Whether I am perceived as just another rebellious woman, or as an experienced elder in the Body of Christ, I have this to say to those condemning voices that continue to echo the same old accusations that women are somehow ‘less than’ : in your quest to keep Christian women in what is to you their ‘rightful’ place, be careful you do not find yourself opposing the very Spirit of God. As a wise man in another place and time once warned: “if this plan or this work is of men, it will come to nothing; but if it is of God, you cannot overthrow it – lest you even be found to fight against God.”²
As one who has been accused of having ambitions beyond my God ordained female role, I urge you to understand that it is the Spirit of God Himself unfastening the chains that have restricted the functioning of women in Christ’s Body for so very long.
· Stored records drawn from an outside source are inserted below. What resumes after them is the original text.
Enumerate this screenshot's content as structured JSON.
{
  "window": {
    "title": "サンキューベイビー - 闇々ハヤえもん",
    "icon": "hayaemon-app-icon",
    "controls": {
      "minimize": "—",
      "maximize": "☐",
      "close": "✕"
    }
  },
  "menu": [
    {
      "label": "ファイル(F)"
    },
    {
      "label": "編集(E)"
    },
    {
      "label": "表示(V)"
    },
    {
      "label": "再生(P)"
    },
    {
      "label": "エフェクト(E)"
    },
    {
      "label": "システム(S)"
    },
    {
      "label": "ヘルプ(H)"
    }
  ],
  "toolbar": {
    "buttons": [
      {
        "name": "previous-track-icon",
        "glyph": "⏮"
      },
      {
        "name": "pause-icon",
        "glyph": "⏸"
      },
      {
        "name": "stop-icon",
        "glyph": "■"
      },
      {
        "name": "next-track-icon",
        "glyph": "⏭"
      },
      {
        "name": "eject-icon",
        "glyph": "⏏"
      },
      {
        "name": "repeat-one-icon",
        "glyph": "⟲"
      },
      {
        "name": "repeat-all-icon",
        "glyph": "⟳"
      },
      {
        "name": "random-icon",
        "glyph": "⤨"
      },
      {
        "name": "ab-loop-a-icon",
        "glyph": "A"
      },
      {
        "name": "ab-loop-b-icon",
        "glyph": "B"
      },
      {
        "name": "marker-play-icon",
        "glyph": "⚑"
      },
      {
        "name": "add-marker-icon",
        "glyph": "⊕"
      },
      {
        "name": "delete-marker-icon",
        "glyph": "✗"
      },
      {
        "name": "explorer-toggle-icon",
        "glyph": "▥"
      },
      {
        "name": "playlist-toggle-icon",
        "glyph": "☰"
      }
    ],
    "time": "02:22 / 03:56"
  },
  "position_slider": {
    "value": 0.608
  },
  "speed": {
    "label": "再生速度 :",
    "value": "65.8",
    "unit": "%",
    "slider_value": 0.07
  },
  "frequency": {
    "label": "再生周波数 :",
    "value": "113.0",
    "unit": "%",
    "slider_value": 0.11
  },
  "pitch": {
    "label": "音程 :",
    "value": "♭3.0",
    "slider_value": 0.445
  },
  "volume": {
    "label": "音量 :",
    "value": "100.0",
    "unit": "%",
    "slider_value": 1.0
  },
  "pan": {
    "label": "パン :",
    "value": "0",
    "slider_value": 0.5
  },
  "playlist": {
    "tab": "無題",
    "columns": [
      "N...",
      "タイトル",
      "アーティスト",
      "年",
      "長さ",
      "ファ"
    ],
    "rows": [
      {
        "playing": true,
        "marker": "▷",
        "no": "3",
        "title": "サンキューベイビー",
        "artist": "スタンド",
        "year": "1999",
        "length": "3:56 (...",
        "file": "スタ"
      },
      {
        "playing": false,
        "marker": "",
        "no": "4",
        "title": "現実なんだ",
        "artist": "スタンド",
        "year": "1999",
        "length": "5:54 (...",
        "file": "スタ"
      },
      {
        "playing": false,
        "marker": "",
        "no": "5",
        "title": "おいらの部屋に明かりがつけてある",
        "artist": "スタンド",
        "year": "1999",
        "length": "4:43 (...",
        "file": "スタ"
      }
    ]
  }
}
We who know well what it is to be set free by the Son can no longer, for the sake of His Body, remain silent in the face of your accusations. Though you may dress them up with a kind smile and pious attitude, they remain accusations.
We do not wish to usurp you. Our preference is to walk beside you, but we will no longer walk behind you. We do not wish to replace you, but we will not stay in the place you have assigned for us. We acknowledge your authority, but we will no longer be intimidated by its misuse. We welcome your fellowship on a level playing field, but we will not stop playing while you decide whether or not we can join the game.
No longer are we defined by the trembling, helpless and accused woman thrown at the feet of Christ. We are defined by the dignity of Mary of Magdala, the wisdom of Priscilla, the leadership of Junia and the passion of the countless martyred female disciples who have testified to the resurrection of Christ throughout history and continue to do so even now.
Finally, thankyou for making us stronger, braver, and more aware of who we are in Christ by means of your resistance. That resistance has honed us, driven us more deeply into the Word of God, and caused us to value our freedom in Christ more than we may have without such determined opposition.
It has impelled us to become the talented and dedicated scholars, fierce spiritual warriors, prophets, pastors, leaders and functioning servants of God we may never have otherwise become.
We intend pressing onward into all our God calls us to be. We hope you will join us.
¹If you seek to study academic research supporting a more egalitarian view of gender in the scriptures there are many resources listed on our Resources Page. New Life and CBE are especially recommended..
Could not have been said more clearly and graciously. We who are directly affected by this misinterpretation of scriptures in regard to the role of women are grateful for your bold advocacy. Blessings
And much blessing to you also Lydia.
And the preacher preached 🙂 Amen, Cheryl.
Ha ha Nancy. The preacher can’t help it.